Teaching Answer Guide

Learning Exercise 0 Answers

Import Modules

import pandas as pd
import numpy as np
import seaborn as sns
import matplotlib.pyplot as plt
% matplotlib inline

Historic Weather Monthly Averages in San Francisco Dataset

In the city of San Francisco, California, companies use technology to record the temperature throughout the day. With records of many years, they've created an average high and low temperature for each month. I found the data online and store it in Python lists below.

I'd like us to examine the data further to learn more from it.

Is San Francisco a cold or warm city? Let's use data to make our best suggestion!

average_monthly_lows = [46, 48, 49, 49, 51, 53, 54, 55, 55, 54, 50, 54]
average_monthly_highs = [57, 60, 62, 63, 64, 67, 67, 68, 70, 69, 63, 57]
months = [date.strftime("%b") for date in pd.date_range(start='1/2017', end='1/2018', freq='M')]
df = pd.DataFrame({'month': months, 'average_monthly_high': average_monthly_highs,
                  'average_monthly_low': average_monthly_lows})

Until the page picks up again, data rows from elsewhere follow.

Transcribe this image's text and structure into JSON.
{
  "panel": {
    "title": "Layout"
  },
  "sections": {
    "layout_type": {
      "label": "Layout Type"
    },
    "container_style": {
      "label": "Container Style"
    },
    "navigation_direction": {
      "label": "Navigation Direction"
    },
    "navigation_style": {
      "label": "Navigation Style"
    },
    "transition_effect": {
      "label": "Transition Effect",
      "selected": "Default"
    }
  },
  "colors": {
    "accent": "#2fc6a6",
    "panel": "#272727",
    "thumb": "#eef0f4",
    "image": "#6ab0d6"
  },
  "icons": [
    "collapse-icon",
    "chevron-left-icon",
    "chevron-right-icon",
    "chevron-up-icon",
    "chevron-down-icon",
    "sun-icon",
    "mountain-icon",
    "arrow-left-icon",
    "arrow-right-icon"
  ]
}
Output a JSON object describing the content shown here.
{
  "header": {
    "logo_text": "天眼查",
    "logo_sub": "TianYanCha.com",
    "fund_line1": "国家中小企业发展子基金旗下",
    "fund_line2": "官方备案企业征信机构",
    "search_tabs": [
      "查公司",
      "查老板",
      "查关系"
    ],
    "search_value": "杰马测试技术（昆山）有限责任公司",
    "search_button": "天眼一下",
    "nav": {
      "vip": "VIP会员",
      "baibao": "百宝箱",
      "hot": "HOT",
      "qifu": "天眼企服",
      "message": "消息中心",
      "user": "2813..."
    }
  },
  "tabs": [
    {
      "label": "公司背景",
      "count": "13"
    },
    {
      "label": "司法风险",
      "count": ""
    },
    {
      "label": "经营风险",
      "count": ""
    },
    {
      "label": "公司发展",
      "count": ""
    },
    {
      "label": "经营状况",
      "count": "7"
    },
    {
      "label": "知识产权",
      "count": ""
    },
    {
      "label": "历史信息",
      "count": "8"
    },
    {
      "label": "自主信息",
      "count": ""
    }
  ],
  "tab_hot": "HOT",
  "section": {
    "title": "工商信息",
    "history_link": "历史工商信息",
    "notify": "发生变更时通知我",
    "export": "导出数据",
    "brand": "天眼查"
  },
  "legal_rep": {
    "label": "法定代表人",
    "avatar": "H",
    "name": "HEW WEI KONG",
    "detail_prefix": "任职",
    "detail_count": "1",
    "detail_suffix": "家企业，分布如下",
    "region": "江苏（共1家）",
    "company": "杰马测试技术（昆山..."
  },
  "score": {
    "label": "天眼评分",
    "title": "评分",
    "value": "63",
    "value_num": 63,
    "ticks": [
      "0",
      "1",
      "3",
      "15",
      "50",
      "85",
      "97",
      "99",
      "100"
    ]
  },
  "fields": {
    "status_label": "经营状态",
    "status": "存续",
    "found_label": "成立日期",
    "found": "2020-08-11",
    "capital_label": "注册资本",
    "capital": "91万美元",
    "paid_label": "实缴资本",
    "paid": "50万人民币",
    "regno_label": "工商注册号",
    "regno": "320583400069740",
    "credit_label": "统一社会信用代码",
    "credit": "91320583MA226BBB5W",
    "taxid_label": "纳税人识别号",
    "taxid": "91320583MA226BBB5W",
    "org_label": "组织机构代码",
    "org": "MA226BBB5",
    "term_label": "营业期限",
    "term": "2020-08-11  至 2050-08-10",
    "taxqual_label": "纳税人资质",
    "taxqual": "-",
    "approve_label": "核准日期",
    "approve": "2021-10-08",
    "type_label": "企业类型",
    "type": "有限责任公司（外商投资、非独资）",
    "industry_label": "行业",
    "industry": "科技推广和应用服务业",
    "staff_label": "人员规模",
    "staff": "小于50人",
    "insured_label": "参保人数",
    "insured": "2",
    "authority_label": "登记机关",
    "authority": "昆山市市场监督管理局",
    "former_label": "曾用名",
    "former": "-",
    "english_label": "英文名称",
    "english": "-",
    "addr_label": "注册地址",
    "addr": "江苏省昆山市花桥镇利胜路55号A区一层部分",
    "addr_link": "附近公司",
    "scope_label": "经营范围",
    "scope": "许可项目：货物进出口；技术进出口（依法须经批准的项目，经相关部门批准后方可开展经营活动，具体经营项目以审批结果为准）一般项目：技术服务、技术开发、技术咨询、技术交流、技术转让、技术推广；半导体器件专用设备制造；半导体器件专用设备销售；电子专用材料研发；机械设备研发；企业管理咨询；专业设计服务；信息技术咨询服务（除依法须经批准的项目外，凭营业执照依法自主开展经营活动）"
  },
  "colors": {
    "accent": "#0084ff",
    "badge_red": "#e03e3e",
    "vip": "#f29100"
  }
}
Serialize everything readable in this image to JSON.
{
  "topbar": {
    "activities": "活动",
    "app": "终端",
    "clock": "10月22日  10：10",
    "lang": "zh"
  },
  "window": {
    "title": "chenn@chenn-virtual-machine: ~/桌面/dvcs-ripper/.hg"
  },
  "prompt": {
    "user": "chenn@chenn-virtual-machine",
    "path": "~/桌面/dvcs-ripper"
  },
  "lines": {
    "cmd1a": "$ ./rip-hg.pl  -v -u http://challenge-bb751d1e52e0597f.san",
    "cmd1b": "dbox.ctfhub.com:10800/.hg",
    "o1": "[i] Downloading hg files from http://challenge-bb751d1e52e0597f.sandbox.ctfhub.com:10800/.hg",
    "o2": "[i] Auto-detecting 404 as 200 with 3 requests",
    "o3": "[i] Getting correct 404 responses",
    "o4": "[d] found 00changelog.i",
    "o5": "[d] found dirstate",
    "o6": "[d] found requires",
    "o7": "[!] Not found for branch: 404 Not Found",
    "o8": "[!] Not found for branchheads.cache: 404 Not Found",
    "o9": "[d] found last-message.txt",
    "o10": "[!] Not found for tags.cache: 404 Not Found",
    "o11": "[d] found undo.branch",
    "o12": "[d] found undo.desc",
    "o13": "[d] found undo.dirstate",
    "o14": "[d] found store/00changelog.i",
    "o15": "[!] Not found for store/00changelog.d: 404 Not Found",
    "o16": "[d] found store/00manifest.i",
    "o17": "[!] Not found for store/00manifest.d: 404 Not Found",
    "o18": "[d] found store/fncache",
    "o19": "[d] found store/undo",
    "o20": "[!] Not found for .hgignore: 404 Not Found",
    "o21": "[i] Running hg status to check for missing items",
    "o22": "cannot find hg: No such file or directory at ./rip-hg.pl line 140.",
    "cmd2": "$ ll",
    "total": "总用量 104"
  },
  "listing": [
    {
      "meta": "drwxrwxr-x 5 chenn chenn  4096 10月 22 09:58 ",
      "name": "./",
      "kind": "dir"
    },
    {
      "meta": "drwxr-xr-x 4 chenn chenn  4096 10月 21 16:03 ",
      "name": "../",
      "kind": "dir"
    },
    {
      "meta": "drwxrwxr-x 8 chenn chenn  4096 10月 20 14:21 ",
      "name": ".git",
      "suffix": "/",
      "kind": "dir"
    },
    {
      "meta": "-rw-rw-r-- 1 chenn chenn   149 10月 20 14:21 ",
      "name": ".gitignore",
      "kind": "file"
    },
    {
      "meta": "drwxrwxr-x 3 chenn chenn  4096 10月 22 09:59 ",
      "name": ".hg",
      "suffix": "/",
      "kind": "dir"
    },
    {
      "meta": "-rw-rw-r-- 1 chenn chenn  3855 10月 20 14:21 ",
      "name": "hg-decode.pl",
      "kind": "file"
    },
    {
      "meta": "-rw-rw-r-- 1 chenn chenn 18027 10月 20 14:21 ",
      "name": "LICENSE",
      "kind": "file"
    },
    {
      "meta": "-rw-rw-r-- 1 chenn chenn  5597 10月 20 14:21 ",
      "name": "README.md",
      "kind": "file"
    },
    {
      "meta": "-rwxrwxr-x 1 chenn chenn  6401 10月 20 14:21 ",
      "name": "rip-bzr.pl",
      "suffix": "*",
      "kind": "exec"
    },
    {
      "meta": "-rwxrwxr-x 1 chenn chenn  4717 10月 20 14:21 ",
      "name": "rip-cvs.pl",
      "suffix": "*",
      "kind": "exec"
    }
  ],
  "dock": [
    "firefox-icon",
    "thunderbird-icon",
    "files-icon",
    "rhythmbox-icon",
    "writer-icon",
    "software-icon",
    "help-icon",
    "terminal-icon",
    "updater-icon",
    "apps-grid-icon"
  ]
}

Make a line plot of the historical average_high over months

  • Because temperature measurements are of a single point in time, not a summation or count, we ought to use a line chart to show a change over time. The x-axis is a time period too so it makes sense to connect the dots/points with lines since months proceed in a defined order.
  • x-axis ticks each represent the months of the years, starting in January and ending in December
  • y-axis should be Temperature (degrees Fahrenheit)
  • please provide a proper label for the title, x-label and y-label
  • please make the font larger for default on the x-ticks, y-ticks, x-label, y-label and title so it's more easily readable
  • please utilize a grid on your chart so we can more accurately see the measurement values
  • please mark the measurements taken with each month as a dot to distinguish them from the line
  • show all x-tick values (meaning every month value)

Hint: in Pandas Plot, there's an argument for style in which you can pass in o- so the exact measurements have circles and they're connected by lines.

Hint: if you use Matplotlib, Pandas Plot or Seaborn, you can use sns.set_context("poster") to make all parts of the plot larger (see this Seaborn aesthetics page.)

Hint: to show all x-tick values in Pandas Plot, Seaborn or Matplotlib, you can use plt.xticks(df.index, df['month']). The first argument gives the locations to put the ticks and the second argument gives the tick labels.

Hint: in Pandas Plot, there's a parameter for grid which you can set to True to show a grid.

# I can take this series, with the index as the month and the values for average_monthly_high and call Pandas plot
df.set_index('month')['average_monthly_high']
month
Jan    57
Feb    60
Mar    62
Apr    63
May    64
Jun    67
Jul    67
Aug    68
Sep    70
Oct    69
Nov    63
Dec    57
Name: average_monthly_high, dtype: int64

Steps explained:

sns.set_context("poster") makes the figure size bigger, larger font for x-label & y-label & x-ticks & y-ticks & title. Uses Seaborn background color, line colors and adds a grid. These styles propogate for all graphs in this Notebook.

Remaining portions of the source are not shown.